Ottawa: The federal government is challenging a study, commissioned by families of the Air India bombing victims that suggests systemic racism may have played a role in the way officials dealt with the tragedy.
The report, written by sociologist Sherene Razack, was tabled Thursday just as 15 months of hearings before a public inquiry were about to conclude.
Razack pointed no fingers at individual police officers, intelligence operatives or federal bureaucrats and didn't accuse anyone of intentional and overt racism.
But she maintained there is a "powerful impression'' that racial stereotyping -- even if it was unconscious -- was a factor in both the pre-bombing assessment of terrorist threats and the post-bombing investigation of the attack that took 329 lives.
Barney Brucker, the chief lawyer for the government at the inquiry, raised questions about the reliability of the study as soon as it was presented.
"We have been operating under very relaxed rules of evidence (but) I do have some concerns with respect to this report,'' he told commissioner John Major.
"It is argumentative in the extreme. There's a complete lack of evidence for some of these assertions.''
Many of the victims' families have contended for years that the former Conservative government of Brian Mulroney viewed the 1985 downing of Air India Flight 182 as a feud among South Asians that didn't affect the rest of Canadian society.
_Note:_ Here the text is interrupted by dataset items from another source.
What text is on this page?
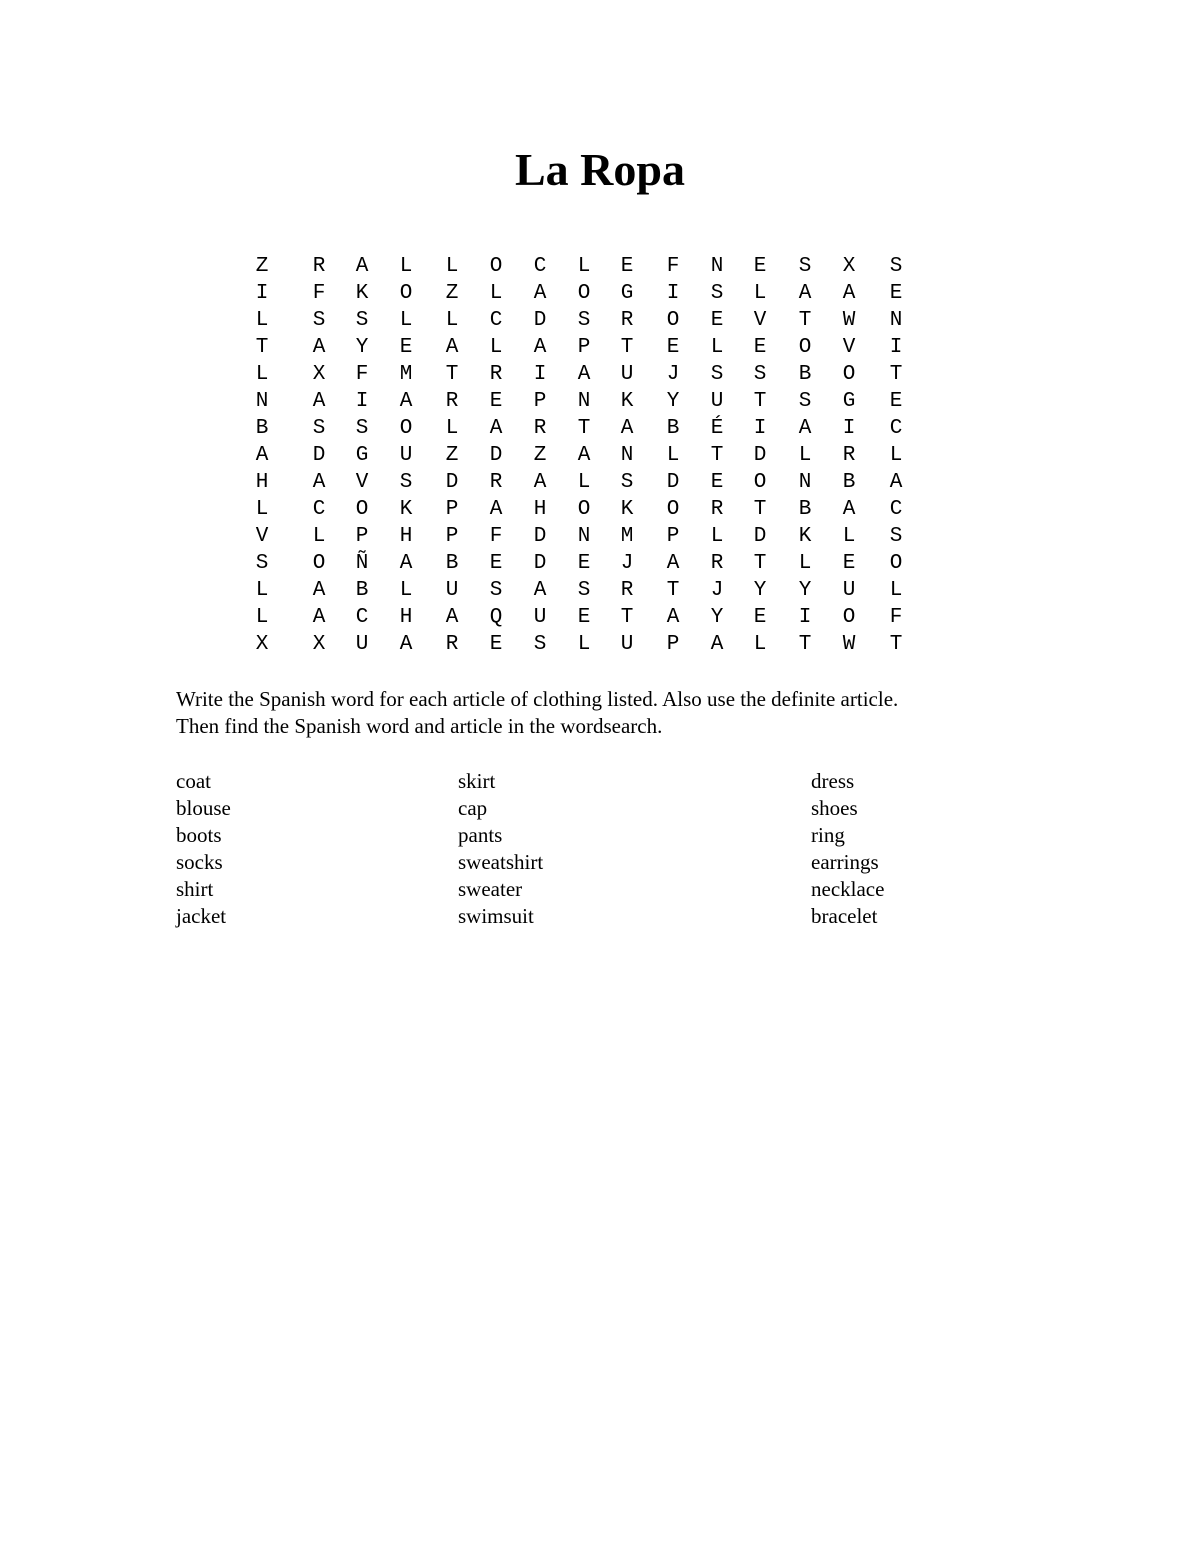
La Ropa
Z	R	A	L	L	O	C	L	E	F	N	E	S	X	S
I	F	K	O	Z	L	A	O	G	I	S	L	A	A	E
L	S	S	L	L	C	D	S	R	O	E	V	T	W	N
T	A	Y	E	A	L	A	P	T	E	L	E	O	V	I
L	X	F	M	T	R	I	A	U	J	S	S	B	O	T
N	A	I	A	R	E	P	N	K	Y	U	T	S	G	E
B	S	S	O	L	A	R	T	A	B	É	I	A	I	C
A	D	G	U	Z	D	Z	A	N	L	T	D	L	R	L
H	A	V	S	D	R	A	L	S	D	E	O	N	B	A
L	C	O	K	P	A	H	O	K	O	R	T	B	A	C
V	L	P	H	P	F	D	N	M	P	L	D	K	L	S
S	O	Ñ	A	B	E	D	E	J	A	R	T	L	E	O
L	A	B	L	U	S	A	S	R	T	J	Y	Y	U	L
L	A	C	H	A	Q	U	E	T	A	Y	E	I	O	F
X	X	U	A	R	E	S	L	U	P	A	L	T	W	T
Write the Spanish word for each article of clothing listed. Also use the definite article.
Then find the Spanish word and article in the wordsearch.
coat
blouse
boots
socks
shirt
jacket
skirt
cap
pants
sweatshirt
sweater
swimsuit
dress
shoes
ring
earrings
necklace
bracelet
Major, a former Supreme Court judge, has alluded to that perception several times during his hearings and raised the point again in an interim report issued this week.
"The question that lingers among the families and other Canadians,'' he wrote, "is if Air India Flight 182 had been an Air Canada flight with all fair-skinned Canadians, would the government response have been different?
"There is no way to answer that. As a country we would hope not.''
Raj Anand, the lawyer who tabled the study Thursday on behalf of the victims' families, said outside the hearing room it's a question that deserves further exploration.
Part of Major's mandate, he noted, is to investigate any deficiencies among Canadian officials in their response to the bombing.
That should include a look at whether "Canadian institutions were operating under blinders as a result of systemic discrimination,'' said Anand, a former head of the Ontario Human Rights Commission.